A while ago, I shared a loopy email from an Indian scientific publisher asking me to publish in their journal. I got another one, and it’s an interesting study in convergence. For entirely different reasons, this one also convinces me not to take it seriously.

This is a group called Science Publications. The email they sent is actually simple, clean, and correctly spelled. Although that it’s signed only by “Editor,” not a person with, you know, a name is a bit of a worry.
Since I do neurobiology, I had a look at the American Journal of Neuroscience. And almost every page on that website makes my bullshit detector ping.
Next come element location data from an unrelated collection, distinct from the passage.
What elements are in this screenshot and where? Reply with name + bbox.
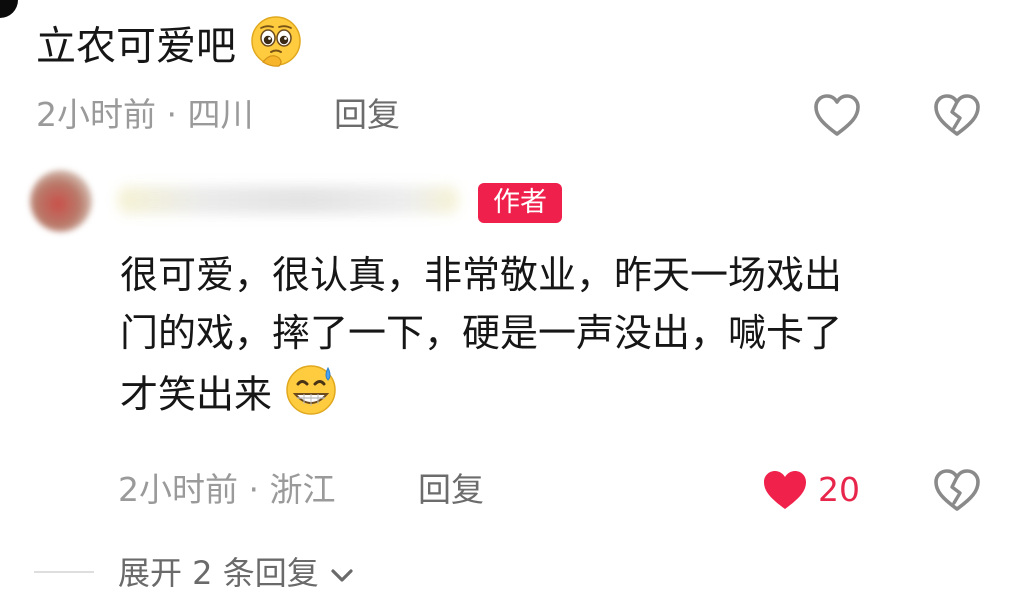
comment-main-time: 2小时前 (36, 95, 156, 134)
heart-filled-icon (764, 471, 806, 509)
comment-reply-text: 很可爱，很认真，非常敬业，昨天一场戏出 门的戏，摔了一下，硬是一声没出，喊卡了 … (120, 246, 980, 432)
comment-reply-meta: 2小时前 · 浙江 (118, 468, 336, 512)
pleading-face-emoji (249, 14, 303, 83)
comment-reply-line-text: 才笑出来 (120, 372, 273, 417)
expand-replies-label: 展开 2 条回复 (118, 554, 319, 592)
comment-main-like-button[interactable] (812, 92, 862, 138)
author-badge: 作者 (478, 183, 562, 223)
chevron-down-icon (331, 569, 353, 582)
expand-replies-button[interactable]: 展开 2 条回复 (118, 550, 355, 596)
corner-fragment (0, 0, 18, 18)
comment-reply-line: 门的戏，摔了一下，硬是一声没出，喊卡了 (120, 311, 843, 355)
blurred-username[interactable] (118, 186, 458, 214)
comment-reply-time: 2小时前 (118, 470, 238, 509)
comment-reply-reply-button[interactable]: 回复 (418, 468, 484, 512)
comment-reply-location: 浙江 (269, 470, 336, 509)
comment-main-meta: 2小时前 · 四川 (36, 93, 254, 137)
grinning-sweat-emoji (284, 362, 338, 432)
broken-heart-icon (934, 469, 980, 511)
avatar[interactable] (30, 170, 92, 232)
heart-outline-icon (814, 94, 860, 136)
comment-reply-dislike-button[interactable] (932, 467, 982, 513)
meta-separator: · (248, 470, 260, 509)
comment-main-content: 立农可爱吧 (36, 23, 236, 70)
comment-reply-line: 很可爱，很认真，非常敬业，昨天一场戏出 (120, 253, 843, 297)
comment-reply-like-button[interactable] (760, 467, 810, 513)
comment-main-text: 立农可爱吧 (36, 14, 303, 83)
comment-main-reply-button[interactable]: 回复 (334, 93, 400, 137)
comment-reply-line-last: 才笑出来 (120, 362, 980, 432)
comment-main-location: 四川 (187, 95, 254, 134)
comment-main-dislike-button[interactable] (932, 92, 982, 138)
divider (34, 571, 94, 573)
like-count: 20 (818, 470, 860, 509)
broken-heart-icon (934, 94, 980, 136)
meta-separator: · (166, 95, 178, 134)
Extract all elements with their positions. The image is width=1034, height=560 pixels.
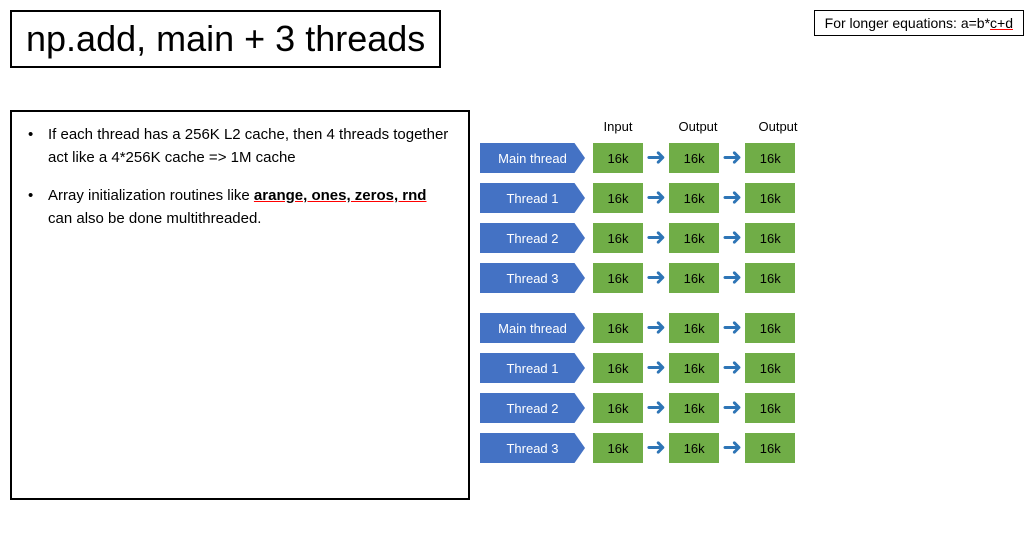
bold-keywords: arange, ones, zeros, rnd (254, 187, 427, 204)
arrow-icon: ➜ (722, 146, 742, 170)
slide-title: np.add, main + 3 threads (26, 18, 425, 60)
output-box-2: 16k (745, 313, 795, 343)
arrow-icon: ➜ (646, 226, 666, 250)
title-box: np.add, main + 3 threads (10, 10, 441, 68)
thread-group-2: Main thread 16k ➜ 16k ➜ 16k Thread 1 16k… (480, 311, 1025, 465)
output-box-1: 16k (669, 143, 719, 173)
output-box-1: 16k (669, 313, 719, 343)
col-output1-label: Output (673, 119, 723, 134)
output-box-2: 16k (745, 223, 795, 253)
arrow-icon: ➜ (722, 396, 742, 420)
group-separator (480, 301, 1025, 311)
arrow-icon: ➜ (646, 436, 666, 460)
bullet-2: Array initialization routines like arang… (28, 185, 452, 230)
input-box: 16k (593, 393, 643, 423)
thread-label: Thread 1 (480, 183, 585, 213)
column-headers: Input Output Output (480, 115, 1025, 137)
arrow-icon: ➜ (722, 436, 742, 460)
arrow-icon: ➜ (646, 396, 666, 420)
thread-group-1: Main thread 16k ➜ 16k ➜ 16k Thread 1 16k… (480, 141, 1025, 295)
col-output2-label: Output (753, 119, 803, 134)
thread-label: Thread 2 (480, 223, 585, 253)
arrow-icon: ➜ (646, 266, 666, 290)
input-box: 16k (593, 183, 643, 213)
table-row: Thread 1 16k ➜ 16k ➜ 16k (480, 181, 1025, 215)
output-box-1: 16k (669, 223, 719, 253)
arrow-icon: ➜ (722, 186, 742, 210)
output-box-2: 16k (745, 143, 795, 173)
thread-label: Thread 1 (480, 353, 585, 383)
output-box-1: 16k (669, 263, 719, 293)
table-row: Thread 3 16k ➜ 16k ➜ 16k (480, 261, 1025, 295)
note-highlight: c+d (990, 15, 1013, 31)
output-box-2: 16k (745, 183, 795, 213)
arrow-icon: ➜ (646, 186, 666, 210)
arrow-icon: ➜ (646, 356, 666, 380)
slide: np.add, main + 3 threads For longer equa… (0, 0, 1034, 560)
table-row: Thread 2 16k ➜ 16k ➜ 16k (480, 221, 1025, 255)
output-box-2: 16k (745, 433, 795, 463)
table-row: Thread 2 16k ➜ 16k ➜ 16k (480, 391, 1025, 425)
input-box: 16k (593, 143, 643, 173)
thread-label: Main thread (480, 143, 585, 173)
thread-label: Thread 2 (480, 393, 585, 423)
output-box-1: 16k (669, 433, 719, 463)
thread-label: Thread 3 (480, 433, 585, 463)
thread-diagram: Input Output Output Main thread 16k ➜ 16… (480, 115, 1025, 471)
input-box: 16k (593, 263, 643, 293)
output-box-1: 16k (669, 393, 719, 423)
arrow-icon: ➜ (722, 316, 742, 340)
note-prefix: For longer equations: a=b* (825, 15, 990, 31)
arrow-icon: ➜ (722, 226, 742, 250)
input-box: 16k (593, 313, 643, 343)
arrow-icon: ➜ (722, 356, 742, 380)
table-row: Main thread 16k ➜ 16k ➜ 16k (480, 311, 1025, 345)
top-right-note: For longer equations: a=b*c+d (814, 10, 1024, 36)
output-box-1: 16k (669, 353, 719, 383)
output-box-2: 16k (745, 393, 795, 423)
thread-label: Main thread (480, 313, 585, 343)
output-box-2: 16k (745, 353, 795, 383)
left-text-panel: If each thread has a 256K L2 cache, then… (10, 110, 470, 500)
arrow-icon: ➜ (646, 316, 666, 340)
table-row: Main thread 16k ➜ 16k ➜ 16k (480, 141, 1025, 175)
table-row: Thread 1 16k ➜ 16k ➜ 16k (480, 351, 1025, 385)
input-box: 16k (593, 433, 643, 463)
table-row: Thread 3 16k ➜ 16k ➜ 16k (480, 431, 1025, 465)
input-box: 16k (593, 353, 643, 383)
output-box-2: 16k (745, 263, 795, 293)
thread-label: Thread 3 (480, 263, 585, 293)
output-box-1: 16k (669, 183, 719, 213)
input-box: 16k (593, 223, 643, 253)
arrow-icon: ➜ (646, 146, 666, 170)
col-input-label: Input (593, 119, 643, 134)
arrow-icon: ➜ (722, 266, 742, 290)
bullet-1: If each thread has a 256K L2 cache, then… (28, 124, 452, 169)
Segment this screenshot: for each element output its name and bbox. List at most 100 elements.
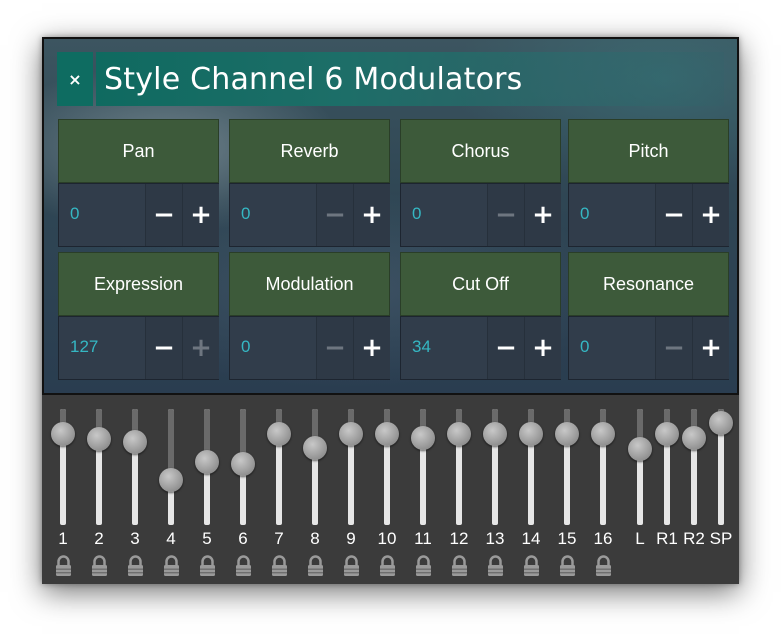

  • The current issue has exactly one article. For a journal that is supposed to be published every six months, one article is a pretty slim haul.
  • Claims to be at volume 6, but clicking the “back issues” page shows nothing of volumes 1 through 5.
  • The editorial board contains three people. No institutional affiliations are given. Compare this to the journal Neuroscience, which lists an editor-in-chief, an associate editor, seventeen section editors, and seventy-three members of the editorial board, and each one has an institution listed by the name.
  • The authors’ instructions refuse to accept references that are not on the internet.
  • The critical page is, naturally, “Method of payment.” So, there will be a fee for publishing or processing or something. But they don’t tell you how much it is. If it’s on the site, it’s hidden pretty deep.

That’s one journal. Another annoys me by spelling “online” as “OnLine” in its title: a weird compound neologism that nobody uses.

It’s be great that the publishing revolution creates the potential for new journals. But from a research author’s point of view, it’s the wild, wild west out there. And it’s not clear yet who are the honest settlers and who are the cattle barons and con men.